Tuesday, 18 March 2014

Gravitational Waves of Excitement

All exciting stuff as somebody discovers the gravitational waves that prove something or other to do with the Big Bang.

Basically, and I realise I'm getting technical here, the Universe was very small. And now it is very big. And the bit between it being so absolutely tiny you couldn't even see it (not least as your body would be blown to pieces by the enormous explosion that was about to happen), and the bit where it's very very big - is history.

The scientists have been looking for a "swirly b-mode pattern". Yes, I know. I've got a picture of Matt Smith as Dr Who at this point as well. Often do have, actually. But let's move on.

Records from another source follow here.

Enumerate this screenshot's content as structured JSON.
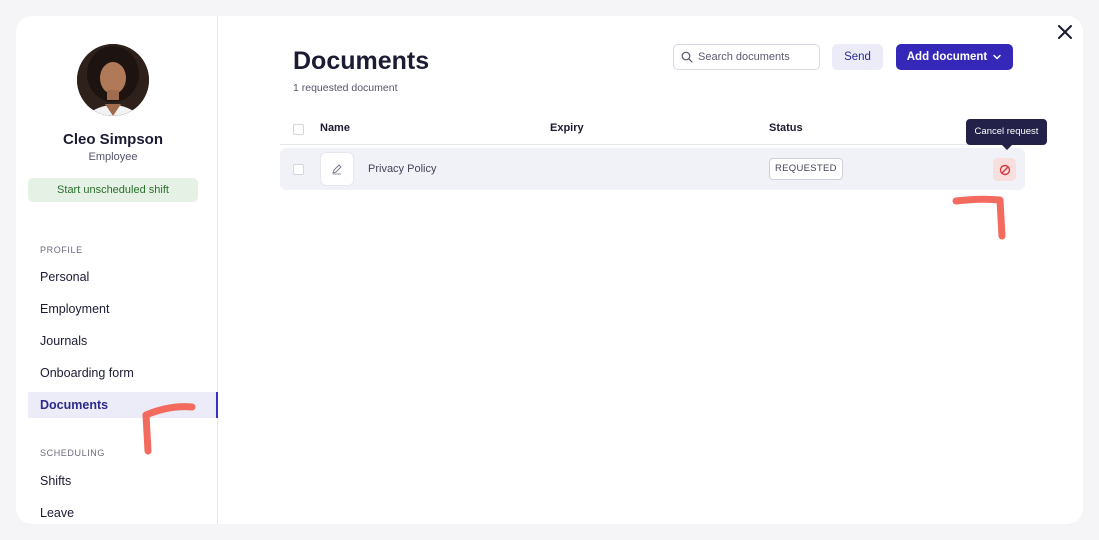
{
  "employee": {
    "name": "Cleo Simpson",
    "role": "Employee",
    "shift_button": "Start unscheduled shift"
  },
  "sidebar": {
    "profile_section": "PROFILE",
    "profile_items": [
      {
        "label": "Personal"
      },
      {
        "label": "Employment"
      },
      {
        "label": "Journals"
      },
      {
        "label": "Onboarding form"
      },
      {
        "label": "Documents"
      }
    ],
    "active_item": "Documents",
    "scheduling_section": "SCHEDULING",
    "scheduling_items": [
      {
        "label": "Shifts"
      },
      {
        "label": "Leave"
      }
    ]
  },
  "main": {
    "title": "Documents",
    "subtitle": "1 requested document",
    "search_placeholder": "Search documents",
    "send_label": "Send",
    "add_label": "Add document",
    "columns": [
      "Name",
      "Expiry",
      "Status"
    ],
    "rows": [
      {
        "name": "Privacy Policy",
        "expiry": "",
        "status": "REQUESTED",
        "icon": "signature-icon"
      }
    ],
    "tooltip": "Cancel request"
  },
  "colors": {
    "accent": "#3528b8",
    "active_nav_bg": "#ecebf8",
    "shift_button_bg": "#e4f1e4",
    "danger": "#d33a3a",
    "annotation": "#f36b5f"
  },
  "icons": [
    "close-icon",
    "search-icon",
    "chevron-down-icon",
    "signature-icon",
    "cancel-circle-icon"
  ]
}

All the really interesting stuff in the Universe happened between 0 and trillionths of a second, as can be shown by this useful graph:

So all the key stuff happened very early. In fact, the 2nd Law of Thermodynamics being what it is, you could argue it's pretty well been downhill all the way since supersymmetry went west (and east, and north. But not south. That's the thing about supersymmetry breaking down).

The other thing that is a relic of the Big Bang is the cosmic background radiation. It's in the microwave region of the electromagnetic spectrum, which is why the universe smells very faintly of baked beans. I only mention this so I can do the microwave / baked beans joke.

What does this tell us about God, the creation of the world etc etc? Nothing, to be honest. But it does give me the chance to remind you that the person who came up with the whole Big Bang theory was a priest. Not only that, but a Belgian. Not a famous Belgian, but he probably ought to be. Ladeezngennulmun, I give you Fr Georges Lemaitre.

Personally I reckon the ex nihilo  sense of the Big Bang would have been very attractive to a Christian cosmologist. Even a steady-state universe wouldn't say there was no God - as there's nothing to say that the Creation exists within Time at all (or at least not in a meaningful way). But still - let there be light!  And there was baryogenesis. As Norman Clegg woulld say, "I like it!"

Dunno what this was all about, really. But isn't God great?


  1. Yes of course he is - unless of course he isn't.

  2. Or possibly is both great and not great at the same time

  3. This comment has been removed by the author.

  4. "Not a famous Belgian"

    Is the denial of an oxymoron a tautology?

    Meanwhile at that in-between time the universe was supposed to be the size of a grapefruit. Or was it a grape? Anyway, it's a good thing some cosmic fruit loving health nut didn't pick it when it was that size and put it in their juicer. Or perhaps they did, and that explains the current state of the fruit, I mean, the world.